In other words, Blizzard Arcade might work as a sort of "Blizzard Indie Games" platform, to allow players and users to make games with the StarCraft 2 engine, and then release them for sale to everyone else, including people who don't own StarCraft 2.

"If you buy Wings of Liberty, if you buy Heart of the Swarm, there'll be something for you too," says Didier. "But we want it to be like hey, Blizzard Arcade." Even if people don't play the current Blizzard franchises, they may find something in the smaller games to play that leads them into the bigger Blizzard titles. Unfortunately, there are no other details on Blizzard Arcade yet, not even a "soon" to serve as a release date, but presumably it'll be released alongside the upcoming Heart of the Swarm expansion.

Blizzard DOTA, then, will serve as a centerpiece for the new platform. It's a fun title -- gone are the trappings of StarCraft 2 completely, and what's left is a much more mechanically sound MOBA. There are even some nice innovations. Towers have limited amounts of ammo to them, which means that a prolonged siege is a huge threat, causing players to answer any big pushes. Mounts are a good addition as well, designed to replace the "boots" that other MOBA games sell to their players, and to give each hero another nice bit of flavor in the graphics.

Overall, Blizzard DOTA plays faster and looser than its similar competitors. "We've kind of taken out a lot of that kind of invisible high level gameplay that you needed to know to be the best," says Didier, "and we just started worrying about let's just make this a fun game."

Last-hitting and denying aren't in there at all, and all kill experience and gold is shared, whether you brought down another hero or just assisted. Creep camps interact directly with the attacking waves, too -- killing a "mercenary camp" won't just get you a gold bonus, but it'll actually add some high-powered creeps to each attack wave. And killing the Stone Golem group boss in the center of the map adds that very powerful unit to your next Tower attack as well.
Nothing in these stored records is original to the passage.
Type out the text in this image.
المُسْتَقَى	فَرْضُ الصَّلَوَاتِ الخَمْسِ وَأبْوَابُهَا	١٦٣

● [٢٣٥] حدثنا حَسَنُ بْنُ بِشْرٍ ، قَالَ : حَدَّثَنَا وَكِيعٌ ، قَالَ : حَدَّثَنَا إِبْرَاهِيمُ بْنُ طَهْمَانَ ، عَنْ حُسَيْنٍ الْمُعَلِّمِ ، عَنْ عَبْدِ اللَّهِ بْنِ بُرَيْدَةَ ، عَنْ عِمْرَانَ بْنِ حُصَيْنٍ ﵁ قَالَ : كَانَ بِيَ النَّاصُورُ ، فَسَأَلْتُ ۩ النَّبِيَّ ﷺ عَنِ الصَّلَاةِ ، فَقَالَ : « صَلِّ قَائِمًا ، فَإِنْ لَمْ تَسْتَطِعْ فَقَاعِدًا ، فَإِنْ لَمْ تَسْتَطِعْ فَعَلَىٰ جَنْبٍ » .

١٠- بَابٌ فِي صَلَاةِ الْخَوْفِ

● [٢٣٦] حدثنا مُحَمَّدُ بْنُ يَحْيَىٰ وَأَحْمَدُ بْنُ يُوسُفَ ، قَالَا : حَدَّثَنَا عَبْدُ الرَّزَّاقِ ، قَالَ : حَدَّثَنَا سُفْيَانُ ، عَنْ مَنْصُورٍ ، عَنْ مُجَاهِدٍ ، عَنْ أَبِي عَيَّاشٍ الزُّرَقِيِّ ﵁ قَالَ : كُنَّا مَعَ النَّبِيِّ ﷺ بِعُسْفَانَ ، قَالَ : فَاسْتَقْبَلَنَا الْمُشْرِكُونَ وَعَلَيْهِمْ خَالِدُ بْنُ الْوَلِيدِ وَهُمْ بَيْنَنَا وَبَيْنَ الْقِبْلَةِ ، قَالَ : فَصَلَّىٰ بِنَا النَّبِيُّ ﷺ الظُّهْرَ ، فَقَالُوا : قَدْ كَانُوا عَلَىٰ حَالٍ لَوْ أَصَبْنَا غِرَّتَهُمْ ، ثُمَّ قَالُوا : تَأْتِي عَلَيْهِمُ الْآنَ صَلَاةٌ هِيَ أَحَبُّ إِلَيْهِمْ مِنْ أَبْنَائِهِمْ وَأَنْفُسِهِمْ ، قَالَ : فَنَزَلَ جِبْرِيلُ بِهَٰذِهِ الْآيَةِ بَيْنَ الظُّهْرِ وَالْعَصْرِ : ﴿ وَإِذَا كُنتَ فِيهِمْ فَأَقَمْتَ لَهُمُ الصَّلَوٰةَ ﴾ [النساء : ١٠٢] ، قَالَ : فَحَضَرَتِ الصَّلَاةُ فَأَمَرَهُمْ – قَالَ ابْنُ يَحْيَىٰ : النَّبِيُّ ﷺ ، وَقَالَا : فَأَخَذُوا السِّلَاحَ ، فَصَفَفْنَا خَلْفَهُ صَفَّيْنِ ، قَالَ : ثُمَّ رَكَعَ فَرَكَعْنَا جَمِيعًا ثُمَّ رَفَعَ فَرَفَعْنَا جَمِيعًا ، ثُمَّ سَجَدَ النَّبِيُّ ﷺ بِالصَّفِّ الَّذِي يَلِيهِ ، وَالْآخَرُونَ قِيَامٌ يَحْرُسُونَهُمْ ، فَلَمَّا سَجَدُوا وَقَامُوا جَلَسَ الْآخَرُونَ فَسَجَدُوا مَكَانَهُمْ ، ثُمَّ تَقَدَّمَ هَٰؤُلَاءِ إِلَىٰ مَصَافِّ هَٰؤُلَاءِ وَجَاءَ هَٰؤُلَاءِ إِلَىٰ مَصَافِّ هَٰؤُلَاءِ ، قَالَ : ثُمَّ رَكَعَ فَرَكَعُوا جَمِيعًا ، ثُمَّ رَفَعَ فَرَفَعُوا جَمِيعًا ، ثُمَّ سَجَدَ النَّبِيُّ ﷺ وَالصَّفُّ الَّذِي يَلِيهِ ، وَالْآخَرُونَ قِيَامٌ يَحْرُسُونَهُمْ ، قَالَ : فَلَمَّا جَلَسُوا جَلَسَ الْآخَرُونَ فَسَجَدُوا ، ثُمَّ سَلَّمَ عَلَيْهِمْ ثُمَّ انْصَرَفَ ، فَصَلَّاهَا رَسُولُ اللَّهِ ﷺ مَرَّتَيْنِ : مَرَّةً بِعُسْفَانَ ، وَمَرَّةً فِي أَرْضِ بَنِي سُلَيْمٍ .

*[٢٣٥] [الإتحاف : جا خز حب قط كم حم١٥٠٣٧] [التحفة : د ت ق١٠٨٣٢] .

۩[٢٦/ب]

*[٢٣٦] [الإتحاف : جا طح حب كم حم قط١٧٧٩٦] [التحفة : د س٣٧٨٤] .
Blizzard has also enthusiasically decided to play with multiple maps as well. Many DOTA games stick to just one or two maps, simply because the complexity of the game lies in the heroes' interaction rather than the map's layout. But Blizzard says it has a few new ideas (including things like setting a fight in Onyxia's Lair with the famous dragon as the group boss), and the StarCraft 2 editor makes for quick iteration.

What might be the biggest separation between this game and the other titles like it, though, is that these heroes are all Blizzard's: Warcraft's Thrall fights with StarCraft's Kerrigan against Arthas the Lich King, and so on. "This is our Blizzard fighter," says Didier. "We can't make a Street Fighter style game right now, so this is our Blizzard fighter. The Blizzard All-stars, is what I like to call it." Each DOTA clone has spawned its own famous and favorite heroes, but Blizzard's IP is obviously very powerful already.

While fans will certainly debate about which game out there is the best or most fun to play, Didier says Blizzard just wants to make a great game in this style. The original Defense of the Ancients mod was built on Blizzard's own Warcraft 3 engine, so the company has a stake in the history. "All of that great artwork and stuff that we built made a whole new genre," says Didier. "And Blizzard loved it so much that we wanted to make ours too."

After all, when Blizzard really enjoys games, Didier points out, great things can happen. "We all loved Dune 2," he remembers about the time before Blizzard decided to make its own RTS title. "Great things have happened since Dune 2 because we loved that game. We all loved Everquest -- and there's a lot of history now. So this is a new step for us."